As I understand the documentation is a little bit outdated. Right?

Are there any papers about such YOLO 3D net?

I wonder is it possible to use apollo's YOLO net with another camera (another focal length, resolution and so on) and get the same accuracy of 3D detection? I mean is there a cross-sensor generalization in the network?

Also I don't understand what does an anchors means?

Thank you for any advice and information!

Hello Mr. Buyval,

As I see, you asked about the YOLO 3D network, which outputs not only 2D BB but also 3D BB dimensions and yaw angle, used in Object Detection task under Apollo. Did you find any papers or any relevant publish about the network?

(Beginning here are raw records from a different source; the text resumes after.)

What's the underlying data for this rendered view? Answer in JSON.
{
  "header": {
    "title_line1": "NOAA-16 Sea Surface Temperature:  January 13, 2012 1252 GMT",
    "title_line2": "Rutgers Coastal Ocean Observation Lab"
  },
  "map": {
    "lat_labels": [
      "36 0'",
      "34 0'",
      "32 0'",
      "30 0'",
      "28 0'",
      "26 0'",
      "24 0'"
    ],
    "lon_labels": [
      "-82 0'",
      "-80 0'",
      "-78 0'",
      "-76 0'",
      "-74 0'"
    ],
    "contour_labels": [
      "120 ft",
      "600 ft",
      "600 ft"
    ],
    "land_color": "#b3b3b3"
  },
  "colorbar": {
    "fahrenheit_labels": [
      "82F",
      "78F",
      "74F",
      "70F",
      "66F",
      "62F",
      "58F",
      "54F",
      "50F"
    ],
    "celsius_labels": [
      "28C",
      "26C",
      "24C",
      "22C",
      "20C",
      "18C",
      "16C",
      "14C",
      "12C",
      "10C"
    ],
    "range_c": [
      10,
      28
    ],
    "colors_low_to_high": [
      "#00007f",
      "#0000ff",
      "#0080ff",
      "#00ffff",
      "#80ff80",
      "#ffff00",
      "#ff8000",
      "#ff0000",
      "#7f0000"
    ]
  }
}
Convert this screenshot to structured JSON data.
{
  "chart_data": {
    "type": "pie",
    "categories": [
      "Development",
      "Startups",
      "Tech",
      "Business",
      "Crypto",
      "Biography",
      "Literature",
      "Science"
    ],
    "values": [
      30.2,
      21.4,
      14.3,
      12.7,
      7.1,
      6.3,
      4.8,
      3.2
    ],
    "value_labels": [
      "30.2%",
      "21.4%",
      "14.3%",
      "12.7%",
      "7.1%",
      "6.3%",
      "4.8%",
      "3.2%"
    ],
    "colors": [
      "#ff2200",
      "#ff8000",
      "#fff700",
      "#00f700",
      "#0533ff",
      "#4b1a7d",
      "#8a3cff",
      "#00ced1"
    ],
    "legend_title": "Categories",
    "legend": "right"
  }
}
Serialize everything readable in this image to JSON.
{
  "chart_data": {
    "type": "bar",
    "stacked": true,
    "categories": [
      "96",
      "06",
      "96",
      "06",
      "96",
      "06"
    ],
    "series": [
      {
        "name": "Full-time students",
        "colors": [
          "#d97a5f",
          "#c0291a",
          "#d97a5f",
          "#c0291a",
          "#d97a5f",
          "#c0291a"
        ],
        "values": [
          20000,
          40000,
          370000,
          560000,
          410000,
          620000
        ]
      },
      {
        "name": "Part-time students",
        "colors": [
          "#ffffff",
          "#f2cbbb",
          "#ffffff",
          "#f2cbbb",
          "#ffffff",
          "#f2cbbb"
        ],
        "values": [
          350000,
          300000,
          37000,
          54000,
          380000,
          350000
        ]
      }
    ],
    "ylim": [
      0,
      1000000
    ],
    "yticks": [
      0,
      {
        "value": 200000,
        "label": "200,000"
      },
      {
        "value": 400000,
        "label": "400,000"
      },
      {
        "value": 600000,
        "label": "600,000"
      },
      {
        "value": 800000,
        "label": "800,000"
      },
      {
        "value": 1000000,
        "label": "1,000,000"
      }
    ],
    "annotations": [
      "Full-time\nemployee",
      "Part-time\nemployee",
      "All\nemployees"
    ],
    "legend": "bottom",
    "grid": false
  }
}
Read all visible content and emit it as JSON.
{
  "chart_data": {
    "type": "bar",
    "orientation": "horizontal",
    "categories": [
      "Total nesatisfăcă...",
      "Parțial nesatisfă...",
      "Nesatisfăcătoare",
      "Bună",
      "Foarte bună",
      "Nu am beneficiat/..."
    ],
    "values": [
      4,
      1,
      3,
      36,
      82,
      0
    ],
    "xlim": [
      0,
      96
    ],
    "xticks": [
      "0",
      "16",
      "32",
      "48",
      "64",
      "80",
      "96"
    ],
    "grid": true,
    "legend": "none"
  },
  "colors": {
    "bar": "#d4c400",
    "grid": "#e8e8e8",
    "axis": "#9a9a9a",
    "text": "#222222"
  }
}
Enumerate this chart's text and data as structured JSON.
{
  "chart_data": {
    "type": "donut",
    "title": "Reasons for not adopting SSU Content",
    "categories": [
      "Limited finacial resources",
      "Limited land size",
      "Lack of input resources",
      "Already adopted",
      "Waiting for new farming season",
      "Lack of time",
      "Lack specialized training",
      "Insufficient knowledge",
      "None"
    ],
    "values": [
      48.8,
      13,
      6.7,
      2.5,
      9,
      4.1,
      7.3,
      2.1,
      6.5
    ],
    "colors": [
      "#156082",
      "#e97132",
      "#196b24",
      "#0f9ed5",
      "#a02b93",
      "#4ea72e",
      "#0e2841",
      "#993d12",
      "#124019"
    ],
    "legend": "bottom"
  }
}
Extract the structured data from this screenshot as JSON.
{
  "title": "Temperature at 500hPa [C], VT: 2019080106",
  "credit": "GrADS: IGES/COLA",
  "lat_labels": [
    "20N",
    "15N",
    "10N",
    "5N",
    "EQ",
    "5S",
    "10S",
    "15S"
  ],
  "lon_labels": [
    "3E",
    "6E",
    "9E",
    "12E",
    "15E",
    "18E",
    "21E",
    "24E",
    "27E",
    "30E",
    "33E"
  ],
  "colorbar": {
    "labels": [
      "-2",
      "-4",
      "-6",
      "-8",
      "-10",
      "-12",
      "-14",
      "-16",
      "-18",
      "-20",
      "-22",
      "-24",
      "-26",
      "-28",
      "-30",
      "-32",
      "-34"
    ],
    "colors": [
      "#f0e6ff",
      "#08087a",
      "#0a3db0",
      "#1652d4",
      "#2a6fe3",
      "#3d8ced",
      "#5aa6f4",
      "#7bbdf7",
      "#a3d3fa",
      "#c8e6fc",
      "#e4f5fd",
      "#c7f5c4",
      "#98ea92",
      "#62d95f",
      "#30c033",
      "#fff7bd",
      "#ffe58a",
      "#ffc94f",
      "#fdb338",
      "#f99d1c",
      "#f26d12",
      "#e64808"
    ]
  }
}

lucasjinreal commented 3 years ago

@mertmerci Try some SOTA model rather than Yolo3D, such as Smoke, R3DNet etc, they using camera image and prediction 3 dimensional information about obstacle.

There also training code opensource, trained on kitti, and only need monocular camera for inference. However, for production, the issue is that you gonna need prepare your own data.

mertmerci commented 3 years ago

@jinfagang Thank you for your quick response. The indications you had made are really on point so thank you for the support. I'm checking Self-supervised Spatiotemporal Learning via Video Clip Order Prediction for R3DNet. Do you have any other suggestion for 3D BB regression, using only monocular camera images?

Thank you for your support, once again.